From pens to pans, from hard disks to compact discs, an increasing number of products are made of polymers, giant complex molecules with repeating structural units.
Different polymers are often mixed together in liquid form and then allowed to harden in order to impart the best properties of each to the final product. During the mixing, certain types of polymers are more likely than others to move to the surface, forming a coating that thickens with time.

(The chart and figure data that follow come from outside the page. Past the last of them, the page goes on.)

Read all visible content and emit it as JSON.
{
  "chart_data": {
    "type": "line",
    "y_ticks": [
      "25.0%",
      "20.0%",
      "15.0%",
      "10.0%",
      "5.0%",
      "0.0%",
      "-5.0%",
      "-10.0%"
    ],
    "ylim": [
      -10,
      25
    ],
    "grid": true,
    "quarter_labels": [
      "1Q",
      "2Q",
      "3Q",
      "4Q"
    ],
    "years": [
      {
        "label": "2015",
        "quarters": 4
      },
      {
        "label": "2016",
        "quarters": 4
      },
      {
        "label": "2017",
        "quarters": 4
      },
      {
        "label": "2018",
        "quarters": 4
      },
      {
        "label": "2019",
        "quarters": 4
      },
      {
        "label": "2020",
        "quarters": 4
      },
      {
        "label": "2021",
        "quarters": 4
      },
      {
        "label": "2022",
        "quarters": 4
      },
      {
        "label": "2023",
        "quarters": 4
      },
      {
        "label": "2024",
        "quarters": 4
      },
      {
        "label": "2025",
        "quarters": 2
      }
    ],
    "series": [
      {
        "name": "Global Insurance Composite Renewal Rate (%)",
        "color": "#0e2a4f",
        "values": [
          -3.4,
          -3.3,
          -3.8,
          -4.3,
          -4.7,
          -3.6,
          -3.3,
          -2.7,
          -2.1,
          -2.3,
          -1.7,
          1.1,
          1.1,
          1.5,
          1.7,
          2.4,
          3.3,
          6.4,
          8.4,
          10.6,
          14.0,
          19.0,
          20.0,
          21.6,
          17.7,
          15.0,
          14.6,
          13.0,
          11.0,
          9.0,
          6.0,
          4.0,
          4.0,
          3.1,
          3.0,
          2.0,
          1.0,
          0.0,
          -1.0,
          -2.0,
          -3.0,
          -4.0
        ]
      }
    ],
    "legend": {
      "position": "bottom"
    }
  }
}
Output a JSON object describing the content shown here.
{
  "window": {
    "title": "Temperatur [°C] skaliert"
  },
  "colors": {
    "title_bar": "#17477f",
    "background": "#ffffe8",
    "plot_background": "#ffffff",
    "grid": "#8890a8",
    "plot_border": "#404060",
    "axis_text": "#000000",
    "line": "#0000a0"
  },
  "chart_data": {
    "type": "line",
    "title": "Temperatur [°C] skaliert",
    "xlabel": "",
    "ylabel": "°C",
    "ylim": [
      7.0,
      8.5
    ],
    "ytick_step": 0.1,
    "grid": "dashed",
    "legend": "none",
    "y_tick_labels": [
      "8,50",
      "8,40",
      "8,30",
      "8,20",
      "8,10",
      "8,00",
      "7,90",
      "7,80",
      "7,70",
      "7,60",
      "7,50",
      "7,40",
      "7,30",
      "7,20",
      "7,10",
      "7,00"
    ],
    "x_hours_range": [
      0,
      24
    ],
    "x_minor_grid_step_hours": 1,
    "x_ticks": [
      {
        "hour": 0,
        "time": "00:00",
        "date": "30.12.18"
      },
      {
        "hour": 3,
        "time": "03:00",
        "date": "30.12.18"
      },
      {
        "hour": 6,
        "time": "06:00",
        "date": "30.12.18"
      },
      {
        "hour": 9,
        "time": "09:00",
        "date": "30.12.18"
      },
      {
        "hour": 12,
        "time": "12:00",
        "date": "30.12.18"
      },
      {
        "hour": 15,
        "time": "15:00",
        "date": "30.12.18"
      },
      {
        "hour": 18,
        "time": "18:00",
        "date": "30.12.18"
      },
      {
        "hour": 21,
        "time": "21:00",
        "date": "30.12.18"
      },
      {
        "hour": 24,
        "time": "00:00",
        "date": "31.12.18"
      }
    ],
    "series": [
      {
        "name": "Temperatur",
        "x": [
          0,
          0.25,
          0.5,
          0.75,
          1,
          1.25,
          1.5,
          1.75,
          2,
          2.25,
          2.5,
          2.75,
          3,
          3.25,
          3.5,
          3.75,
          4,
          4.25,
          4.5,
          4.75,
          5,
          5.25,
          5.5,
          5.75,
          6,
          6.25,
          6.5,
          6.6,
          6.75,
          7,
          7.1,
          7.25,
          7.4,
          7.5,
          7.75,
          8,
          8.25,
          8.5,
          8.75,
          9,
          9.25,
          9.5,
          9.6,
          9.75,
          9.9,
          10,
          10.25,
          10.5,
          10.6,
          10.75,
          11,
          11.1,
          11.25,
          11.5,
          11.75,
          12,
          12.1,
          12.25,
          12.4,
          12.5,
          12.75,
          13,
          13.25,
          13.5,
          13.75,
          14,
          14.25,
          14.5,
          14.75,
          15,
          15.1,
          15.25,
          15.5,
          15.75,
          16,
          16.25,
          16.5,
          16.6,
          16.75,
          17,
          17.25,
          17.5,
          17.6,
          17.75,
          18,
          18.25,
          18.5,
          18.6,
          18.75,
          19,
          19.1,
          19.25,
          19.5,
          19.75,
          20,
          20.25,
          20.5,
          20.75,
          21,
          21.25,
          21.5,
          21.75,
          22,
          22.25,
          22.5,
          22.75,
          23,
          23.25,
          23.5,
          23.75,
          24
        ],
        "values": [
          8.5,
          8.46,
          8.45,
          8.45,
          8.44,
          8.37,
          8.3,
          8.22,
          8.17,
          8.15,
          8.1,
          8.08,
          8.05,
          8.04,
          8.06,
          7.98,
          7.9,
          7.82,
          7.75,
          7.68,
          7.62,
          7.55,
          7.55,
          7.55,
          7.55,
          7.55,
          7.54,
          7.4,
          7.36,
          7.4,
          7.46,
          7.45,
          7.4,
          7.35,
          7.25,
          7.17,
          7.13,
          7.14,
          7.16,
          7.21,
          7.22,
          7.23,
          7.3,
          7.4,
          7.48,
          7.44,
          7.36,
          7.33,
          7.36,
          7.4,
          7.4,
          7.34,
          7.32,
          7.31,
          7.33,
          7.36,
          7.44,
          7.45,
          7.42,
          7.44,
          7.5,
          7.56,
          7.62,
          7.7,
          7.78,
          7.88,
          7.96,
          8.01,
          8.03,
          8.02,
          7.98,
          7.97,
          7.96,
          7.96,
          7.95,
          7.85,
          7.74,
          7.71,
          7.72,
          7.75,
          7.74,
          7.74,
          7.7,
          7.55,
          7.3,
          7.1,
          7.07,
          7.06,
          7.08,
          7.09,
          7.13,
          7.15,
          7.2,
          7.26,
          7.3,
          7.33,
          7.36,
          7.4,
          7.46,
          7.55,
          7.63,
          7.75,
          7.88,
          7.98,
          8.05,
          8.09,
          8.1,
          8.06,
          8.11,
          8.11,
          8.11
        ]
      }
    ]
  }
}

It is important to know which constituent is more likely to move to the outside: for example, a polymer that excels in dirt-resistance or lubrication will be of greatest benefit if it settles closer to the surface. It is also important to know whether the polymer layer at the surface will have time to thicken sufficiently before the molten mixture hardens.
A series of Weizmann Institute studies -- the latest of which appears in a recent issue of Physical Review Letters -- helps to answer these questions and may lead to better polymer materials.
Prof. Jacob Klein and his student Ullrich Steiner of the Institute's Materials and Interfaces Department have determined that the more flexible polymer chains in a mixture -- the ones easier to bend -- will be found at the surface.
They also discovered that the rate of thickening is primarily controlled by the weak forces of attraction between neutral molecules, known as van der Waals forces. Due to the weakness of these forces, the thickening is extremely slow -- it proceeds in accordance with a mathematical formula involving approximately the power of 4. If, for example, a wetting layer grows to a certain thickness after one hour, then it will double its thickness after 16 hours (2 to the 4th power), and double once again after 256 hours (4 to the 4th power), and so on -- until the mixture hardens and this process stops.
These studies were carried out at the Weizmann Institute's 3 MV Van de Graaff particle accelerator, where the nuclei of polymers were bombarded by atoms propelled to high speeds. An analysis of the reactions occurring within these nuclei provides detailed data about the formation of the polymer surface coating and its properties.
These findings advance the basic understanding of processes taking place in polymer mixtures. They may also help optimize the surface properties of materials made up of different polymer components.
Prof. Klein's research was partially supported by the German-Israeli Foundation for Scientific Research and Development (GIF), the Minerva Foundation, the Commission of the European Union and Israel's Ministry of Science. Prof. Klein holds the Hermann Mark Chair of Polymer Physics. Ullrich Steiner now conducts research at the University of Konstanz in Germany.
The Weizmann Institute of Science is a major center of scientific research and graduate study located in Rehovot, Israel.